Amnesty International Report 2020/21; Zur weltweiten Lage der Menschenrechte; Venezuela 2020

AMTLICHE BEZEICHNUNG

Bolivarische Republik Venezuela

STAATS- UND REGIERUNGSCHEF_IN

Nicolás Maduro Moros

Stand:
 

1/2021

Berichtszeitraum: 1. Januar 2020 bis 31. Dezember 2020

Die Menschenrechtskrise in Venezuela dauerte 2020 an. In Berichten war weiterhin von außergerichtlichen Hinrichtungen, exzessiver Gewaltanwendung und rechtswidrigen Tötungen durch die Sicherheitskräfte die Rede. Personen, die sich kritisch über die Regierungspolitik äußerten – darunter politische Aktivist_innen, Journalist_innen und Beschäftigte im Gesundheitswesen – waren strafrechtlicher Verfolgung, unfairen Gerichtsverfahren, willkürlicher Inhaftierung und anderen repressiven Maßnahmen ausgesetzt. Es gab Berichte über Folter und andere Misshandlungen sowie über das Verschwindenlassen willkürlich inhaftierter Personen. Menschenrechtsverteidiger_innen wurden stigmatisiert und an der Ausübung ihrer Arbeit gehindert. Die humanitäre Krise verschärfte sich. Während Versorgungsengpässe und extreme Armut zunahmen, ging die Leistungsfähigkeit des Gesundheitssystems immer weiter zurück. All dies verschlimmerte sich noch durch die Corona-Pandemie. Personen, die nach Venezuela zurückkehrten, wurden in staatlichen Quarantänezentren festgehalten. Die dort herrschenden Bedingungen sowie die lange Zeitdauer kamen möglicherweise willkürlicher Inhaftierung und Misshandlung gleich. Die UN-Untersuchungskommission zu Venezuela stellte in ihrem Bericht fest, es gebe hinreichende Gründe für die Annahme, dass in Venezuela seit 2014 Verbrechen gegen die Menschlichkeit verübt wurden und dass Präsident Nicolás Maduro sowie hochrangige Militärs und Minister die in dem Bericht dokumentierten Verbrechen persönlich anordneten oder ihren Teil dazu beitrugen.

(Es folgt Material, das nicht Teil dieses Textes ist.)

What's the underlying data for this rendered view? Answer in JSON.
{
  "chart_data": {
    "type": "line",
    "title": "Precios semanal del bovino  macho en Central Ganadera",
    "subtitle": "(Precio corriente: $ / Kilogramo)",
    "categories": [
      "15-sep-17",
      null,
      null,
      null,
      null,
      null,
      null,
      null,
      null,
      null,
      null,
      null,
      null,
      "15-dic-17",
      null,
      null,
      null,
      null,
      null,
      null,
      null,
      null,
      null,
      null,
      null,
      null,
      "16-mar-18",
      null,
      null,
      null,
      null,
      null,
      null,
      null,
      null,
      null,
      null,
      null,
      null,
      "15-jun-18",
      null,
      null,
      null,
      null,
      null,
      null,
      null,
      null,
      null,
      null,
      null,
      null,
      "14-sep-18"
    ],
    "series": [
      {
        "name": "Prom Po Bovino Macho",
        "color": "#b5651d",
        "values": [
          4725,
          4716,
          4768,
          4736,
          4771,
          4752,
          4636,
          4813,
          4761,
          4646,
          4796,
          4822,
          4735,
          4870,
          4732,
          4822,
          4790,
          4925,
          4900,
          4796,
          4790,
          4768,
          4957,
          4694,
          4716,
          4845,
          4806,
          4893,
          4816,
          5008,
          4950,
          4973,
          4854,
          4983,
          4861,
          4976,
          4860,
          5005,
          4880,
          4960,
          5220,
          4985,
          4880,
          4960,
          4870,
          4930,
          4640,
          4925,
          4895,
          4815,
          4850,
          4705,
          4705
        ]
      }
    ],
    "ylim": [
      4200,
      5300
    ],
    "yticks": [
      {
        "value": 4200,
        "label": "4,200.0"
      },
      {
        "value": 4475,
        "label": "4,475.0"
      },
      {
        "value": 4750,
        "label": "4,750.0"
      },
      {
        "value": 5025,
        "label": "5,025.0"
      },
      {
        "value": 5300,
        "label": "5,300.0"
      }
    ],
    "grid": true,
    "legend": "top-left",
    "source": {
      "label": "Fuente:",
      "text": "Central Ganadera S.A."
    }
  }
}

Außergerichtliche Hinrichtungen

Es gingen weiterhin Berichte über außergerichtliche Hinrichtungen durch die Sondereinsatzkräfte der Bolivarischen Nationalen Polizei (Fuerzas de Acciones Especiales de la Policía Nacional Bolivariana – FAES) und die Kriminalpolizei ein. Nach Angaben des UN-Hochkommissariats für Menschenrechte sollen zwischen Januar und September mindestens 2.000 Personen bei Einsätzen der Sicherheitskräfte getötet worden sein. Das Menschenrechtskomitee des Bundesstaats Zulia verzeichnete bis Juni 377 Tote, die mutmaßlich Opfer von Polizeigewalt in dem Bundesstaat wurden. Die meisten von ihnen waren junge Männer aus einkommensschwachen Wohnvierteln, die willkürlich festgenommen worden waren. Die Behörden behaupteten, es sei zu Zusammenstößen mit der Polizei gekommen.

Willkürliche Inhaftierungen

Willkürliche Inhaftierungen waren auch 2020 Teil der Repressionspolitik gegen Andersdenkende.

Die venezolanische Menschenrechtsorganisation Foro Penal verzeichnete von Januar bis Oktober 413 willkürliche und politisch motivierte Inhaftierungen. Eine Zunahme gab es ab März, als die Regierung zur Bekämpfung der Corona-Pandemie den Ausnahmezustand verhängte.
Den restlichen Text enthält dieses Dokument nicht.